ASSUMER on PYP Scan for Cardiac Amyloid Typing and Origin: Case-Specific Corroborating Clinical Background and Genetic Analysis

Suspicion for Cardiac Amyloidosis (CA) led a 75-year-old male patient with fatigue, dyspnea, and palpitations to be subjected to scintigraphic myocardial investigation with technetium-99m-pyrophosphate (99mTc-PYP, or PYP scan) in order to distinguish transthyretin-related CA (ATTR) from the light-chain Amyloidosis (AL) form.

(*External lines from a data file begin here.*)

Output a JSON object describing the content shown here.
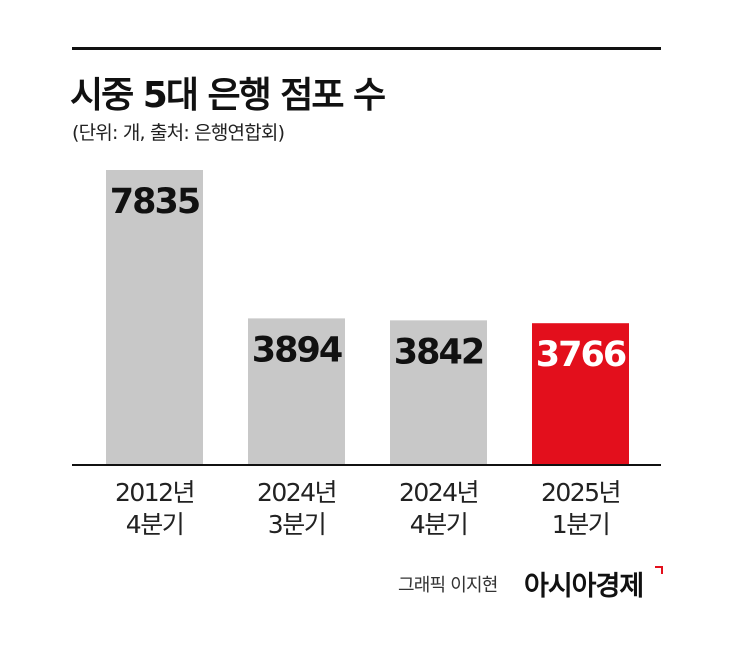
{
  "header": {
    "title": "시중 5대 은행 점포 수",
    "subtitle": "(단위: 개, 출처: 은행연합회)"
  },
  "chart_data": {
    "type": "bar",
    "title": "시중 5대 은행 점포 수",
    "subtitle": "(단위: 개, 출처: 은행연합회)",
    "categories": [
      [
        "2012년",
        "4분기"
      ],
      [
        "2024년",
        "3분기"
      ],
      [
        "2024년",
        "4분기"
      ],
      [
        "2025년",
        "1분기"
      ]
    ],
    "values": [
      7835,
      3894,
      3842,
      3766
    ],
    "data_labels": [
      "7835",
      "3894",
      "3842",
      "3766"
    ],
    "bar_colors": [
      "#c8c8c8",
      "#c8c8c8",
      "#c8c8c8",
      "#e30f1c"
    ],
    "grid": false,
    "ylim": [
      0,
      7835
    ]
  },
  "footer": {
    "credit": "그래픽 이지현",
    "brand": "아시아경제",
    "brand_color": "#e30f1c"
  }
}
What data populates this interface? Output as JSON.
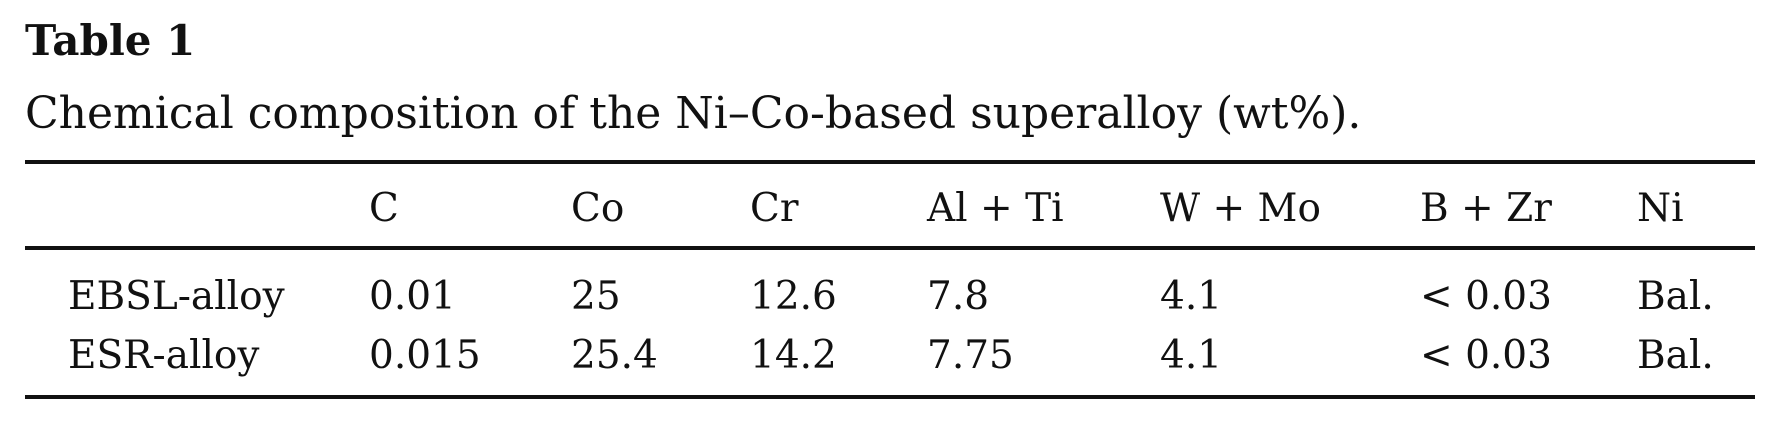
{
  "table": {
    "label": "Table 1",
    "caption": "Chemical composition of the Ni–Co-based superalloy (wt%).",
    "columns": [
      "",
      "C",
      "Co",
      "Cr",
      "Al + Ti",
      "W + Mo",
      "B + Zr",
      "Ni"
    ],
    "rows": [
      [
        "EBSL-alloy",
        "0.01",
        "25",
        "12.6",
        "7.8",
        "4.1",
        "< 0.03",
        "Bal."
      ],
      [
        "ESR-alloy",
        "0.015",
        "25.4",
        "14.2",
        "7.75",
        "4.1",
        "< 0.03",
        "Bal."
      ]
    ]
  }
}
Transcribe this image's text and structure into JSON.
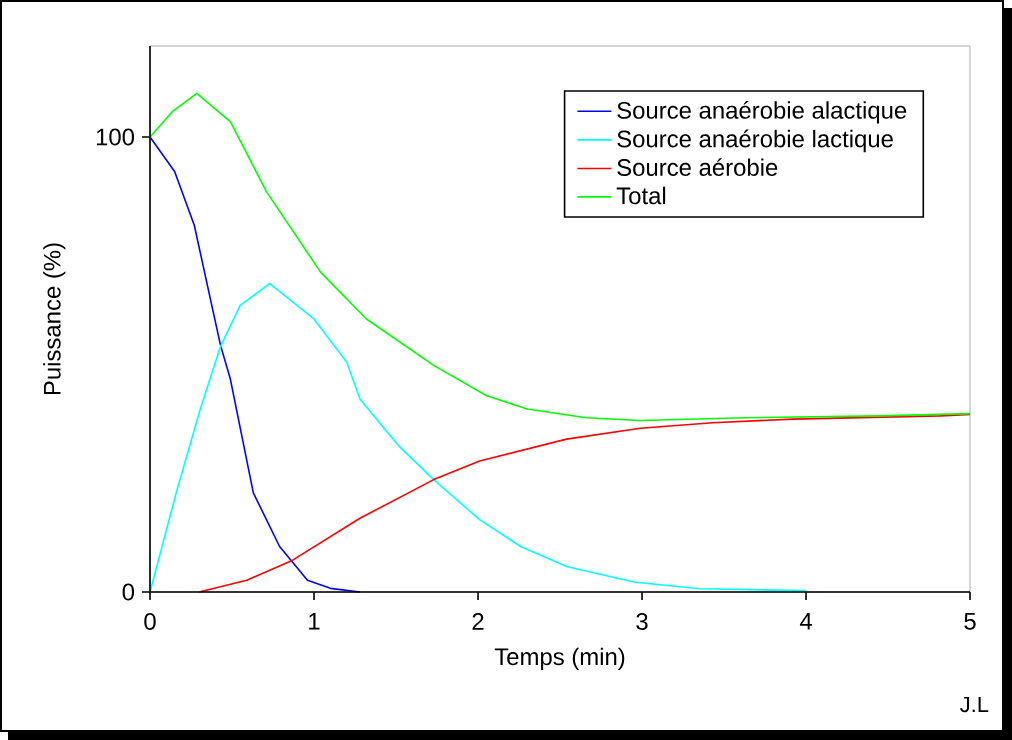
{
  "chart_data": {
    "type": "line",
    "xlabel": "Temps (min)",
    "ylabel": "Puissance (%)",
    "xlim": [
      0,
      5
    ],
    "ylim": [
      0,
      120
    ],
    "xticks": [
      0,
      1,
      2,
      3,
      4,
      5
    ],
    "yticks": [
      0,
      100
    ],
    "grid": false,
    "legend": "top right",
    "marker": "none",
    "line_style": "solid",
    "annotations": [
      "J.L"
    ],
    "series": [
      {
        "name": "Source anaérobie alactique",
        "color": "#0000ff",
        "x": [
          0,
          0.15,
          0.27,
          0.35,
          0.43,
          0.49,
          0.63,
          0.79,
          0.96,
          1.1,
          1.28
        ],
        "values": [
          100,
          92.4,
          80.6,
          67.4,
          54.2,
          46.8,
          21.8,
          10,
          2.6,
          0.8,
          0
        ]
      },
      {
        "name": "Source anaérobie lactique",
        "color": "#00ffff",
        "x": [
          0,
          0.16,
          0.3,
          0.43,
          0.55,
          0.73,
          1.0,
          1.2,
          1.28,
          1.52,
          1.73,
          2.01,
          2.26,
          2.54,
          2.95,
          3.35,
          4.0
        ],
        "values": [
          0,
          21.8,
          39.4,
          54,
          63,
          67.8,
          60,
          50.5,
          42.4,
          32,
          24.7,
          15.9,
          10,
          5.6,
          2.2,
          0.7,
          0.3
        ]
      },
      {
        "name": "Source aérobie",
        "color": "#ff0000",
        "x": [
          0.3,
          0.59,
          0.87,
          1.28,
          1.73,
          2.01,
          2.54,
          2.99,
          3.43,
          3.92,
          4.82,
          5.0
        ],
        "values": [
          0,
          2.6,
          7,
          16.2,
          24.7,
          28.8,
          33.6,
          36,
          37.2,
          38,
          38.7,
          39
        ]
      },
      {
        "name": "Total",
        "color": "#00ff00",
        "x": [
          0,
          0.14,
          0.285,
          0.49,
          0.71,
          1.04,
          1.32,
          1.73,
          2.05,
          2.3,
          2.66,
          2.99,
          3.63,
          4.45,
          5.0
        ],
        "values": [
          100,
          105.7,
          109.6,
          103.4,
          88,
          70.3,
          60,
          49.8,
          43.2,
          40.2,
          38.3,
          37.7,
          38.3,
          38.7,
          39.2
        ]
      }
    ]
  }
}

A characteristic anamnesis of bilateral carpal tunnel syndrome, vertebral canal stenosis, and senile cataract, as well as laboratory, Electrocardiographic (ECG), and echocardiographic exploration was compatible with a positive for ATTR PYP scan. Specific features on PYP scan, namely Apical Sparing, more marked Septal Uptake and an associated Equivalent cardiac retention, particularly heart-to-contralateral (H/CL) Ratio from 1 h to 3 h pi (“ASSUMER”) were coupled with a negative genetic analysis, verifying wild-type ATTR. The herein introduced “ASSUMER” on PYP scan could be a hallmark not only of the amyloid fibril subtype but also origin.